J’étais une jeune femme romanesque, mais le péril de la maladie m’a imposé un autre regard, comme s’il donnait raison à ma mère qui a toujours vu en moi un corps malade. Pour comprendre ce qui avait fait de moi une candidate à la maladie de Parkinson, j’ai suivi une longue analyse. Cela m’a permis d’évacuer la colère et tous ces sentiments négatifs qui vous étouffent et vous enferment. À mon père et à ma mère, je laisse les ombres du soir et je garde l’extravagant, qui a parsemé mon histoire de magie et de beauté !
MA MÈRE EST DEVENUE UNE NONNE BOUDDHISTE
Ma mère ne m’a jamais regardée comme une personne autonome, séparée d’elle. D’ailleurs, elle aurait bien aimé que je la suive au Népal. J’étais âgée de 18 ans lorsqu’elle est partie en Inde. Au bout de longs mois, je suis venue la chercher à l’aéroport. Je la guettais le cœur battant, angoissée parce que je ne la voyais pas quand, tout à coup, elle se planta devant moi, drapée de rouge, les pieds nus, le crâne entièrement rasé. Ma mère était devenue une nonne bouddhiste ! Alors que, stupéfaite, je m’approchais pour l’embrasser, elle recula en me disant :”On n’embrasse pas le clergé.”
Le choc fut d’autant plus brutal qu’il était inattendu. Son engagement même redéfinissait nos relations mère-fille. Ma mère avait choisi de fuir ainsi sa souffrance de femme délaissée. Elle avait alors 43 ans. Et moi, coïncidence ? C’est à 43 ans que s’est annoncée furtivement, puis de manière implacable, la maladie. Mais c’est aussi à ce moment-là que j’ai rencontré Yann avec qui je vis aujourd’hui. Grâce à lui je comprends intimement ce que l’on dit quand on parle d’un amour plus fort que la mort.

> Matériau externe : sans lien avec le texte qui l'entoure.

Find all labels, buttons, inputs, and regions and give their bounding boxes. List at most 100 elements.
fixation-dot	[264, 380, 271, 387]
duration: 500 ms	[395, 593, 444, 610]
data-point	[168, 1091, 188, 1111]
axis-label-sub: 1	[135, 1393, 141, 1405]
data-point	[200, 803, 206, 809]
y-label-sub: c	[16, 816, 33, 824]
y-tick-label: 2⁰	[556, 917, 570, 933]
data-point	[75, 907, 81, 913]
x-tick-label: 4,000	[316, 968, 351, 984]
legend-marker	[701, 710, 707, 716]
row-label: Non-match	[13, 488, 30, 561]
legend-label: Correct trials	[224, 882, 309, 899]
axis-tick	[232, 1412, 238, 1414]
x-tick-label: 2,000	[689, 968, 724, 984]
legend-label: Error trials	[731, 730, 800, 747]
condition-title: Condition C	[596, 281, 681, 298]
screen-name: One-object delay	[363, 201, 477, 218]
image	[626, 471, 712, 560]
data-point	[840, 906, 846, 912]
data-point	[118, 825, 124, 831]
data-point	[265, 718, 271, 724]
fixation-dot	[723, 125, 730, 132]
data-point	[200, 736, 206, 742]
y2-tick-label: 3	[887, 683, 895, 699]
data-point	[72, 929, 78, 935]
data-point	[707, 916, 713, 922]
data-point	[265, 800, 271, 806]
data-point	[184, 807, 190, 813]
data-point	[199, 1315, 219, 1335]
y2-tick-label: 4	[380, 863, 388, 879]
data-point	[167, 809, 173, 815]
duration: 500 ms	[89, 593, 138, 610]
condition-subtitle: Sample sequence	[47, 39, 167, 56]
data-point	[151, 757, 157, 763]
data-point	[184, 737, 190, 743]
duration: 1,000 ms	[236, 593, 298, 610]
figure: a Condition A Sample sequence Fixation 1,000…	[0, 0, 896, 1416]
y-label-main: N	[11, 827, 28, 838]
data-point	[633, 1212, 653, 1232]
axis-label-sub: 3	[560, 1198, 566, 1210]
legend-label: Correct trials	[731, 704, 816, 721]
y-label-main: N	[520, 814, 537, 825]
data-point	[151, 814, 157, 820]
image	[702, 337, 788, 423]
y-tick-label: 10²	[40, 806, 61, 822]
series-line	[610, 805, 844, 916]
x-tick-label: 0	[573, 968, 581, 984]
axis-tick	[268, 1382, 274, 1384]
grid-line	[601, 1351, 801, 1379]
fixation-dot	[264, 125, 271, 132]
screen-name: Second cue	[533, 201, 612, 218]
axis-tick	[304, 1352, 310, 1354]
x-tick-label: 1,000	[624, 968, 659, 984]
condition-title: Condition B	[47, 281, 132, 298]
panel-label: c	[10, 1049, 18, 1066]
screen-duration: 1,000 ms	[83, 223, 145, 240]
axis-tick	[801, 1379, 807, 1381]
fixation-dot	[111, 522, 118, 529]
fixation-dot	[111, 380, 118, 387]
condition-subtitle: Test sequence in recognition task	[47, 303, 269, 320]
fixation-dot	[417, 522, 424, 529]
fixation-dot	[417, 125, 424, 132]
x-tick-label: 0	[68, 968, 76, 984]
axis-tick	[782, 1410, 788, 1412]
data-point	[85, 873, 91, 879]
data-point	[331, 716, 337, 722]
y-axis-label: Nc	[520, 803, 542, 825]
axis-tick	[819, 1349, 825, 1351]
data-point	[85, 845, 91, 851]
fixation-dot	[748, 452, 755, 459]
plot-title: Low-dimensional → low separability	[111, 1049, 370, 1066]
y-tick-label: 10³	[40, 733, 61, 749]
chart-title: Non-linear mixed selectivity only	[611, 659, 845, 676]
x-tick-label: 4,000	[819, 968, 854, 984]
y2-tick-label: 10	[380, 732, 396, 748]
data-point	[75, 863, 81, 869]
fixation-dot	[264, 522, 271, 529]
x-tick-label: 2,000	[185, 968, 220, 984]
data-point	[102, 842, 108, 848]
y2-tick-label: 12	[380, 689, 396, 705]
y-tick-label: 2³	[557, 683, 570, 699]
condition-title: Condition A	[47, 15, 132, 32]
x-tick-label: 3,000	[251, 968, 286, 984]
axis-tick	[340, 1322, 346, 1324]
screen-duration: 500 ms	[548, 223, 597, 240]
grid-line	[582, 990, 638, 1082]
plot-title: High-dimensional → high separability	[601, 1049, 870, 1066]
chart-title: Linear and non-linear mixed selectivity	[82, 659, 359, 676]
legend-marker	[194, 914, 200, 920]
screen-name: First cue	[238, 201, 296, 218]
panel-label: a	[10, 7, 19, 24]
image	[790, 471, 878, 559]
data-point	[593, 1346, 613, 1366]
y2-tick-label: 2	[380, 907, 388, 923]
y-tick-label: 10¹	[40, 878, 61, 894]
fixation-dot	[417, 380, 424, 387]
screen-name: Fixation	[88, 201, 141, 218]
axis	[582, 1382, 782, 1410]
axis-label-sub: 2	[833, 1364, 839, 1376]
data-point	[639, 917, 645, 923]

LA FOI M’ACCOMPAGNE, ELLE EST POUR MOI UNE ÉVIDENCE
Si je suis atteinte par la maladie, je ne me sens pas parkinsonienne. J’ai toujours refusé que la maladie empiète sur la vie de mes enfants et de mes petits-enfants. J’aide mon corps à trouver chaque jour des ajustements. La foi m’accompagne. Elle est pour moi une évidence, je ne pourrais vivre sans elle. Mais pour faire un chemin spirituel il faut d’abord ”se nettoyer”. Ce livre (2), c’est une façon de dire que, si on ne peut pas changer les faits, notre vison du monde, elle, peut changer et que l’on peut repousser les murs de la maladie. La vraie maladie, c’est de perdre le goût du monde. »
Fille de Jean-François Revel et de Yahne Le Toumelin, Eve Ricard vient de publier "Une étoile qui danse sur le chaos" (Albin Michel), un livre dans lequel elle évoque la relation avec ses parents et son frère Matthieu, le moine bouddhiste.
(1)Le moine bouddhiste Matthieu Ricard.
(2) Une étoile qui danse sur le chaos (Albin Michel, 2015, 128 p., 13,50 €), préfacé par Matthieu qui écrit que sa sœur a su tirer de son expérience « une mélodie émouvante et sublime ».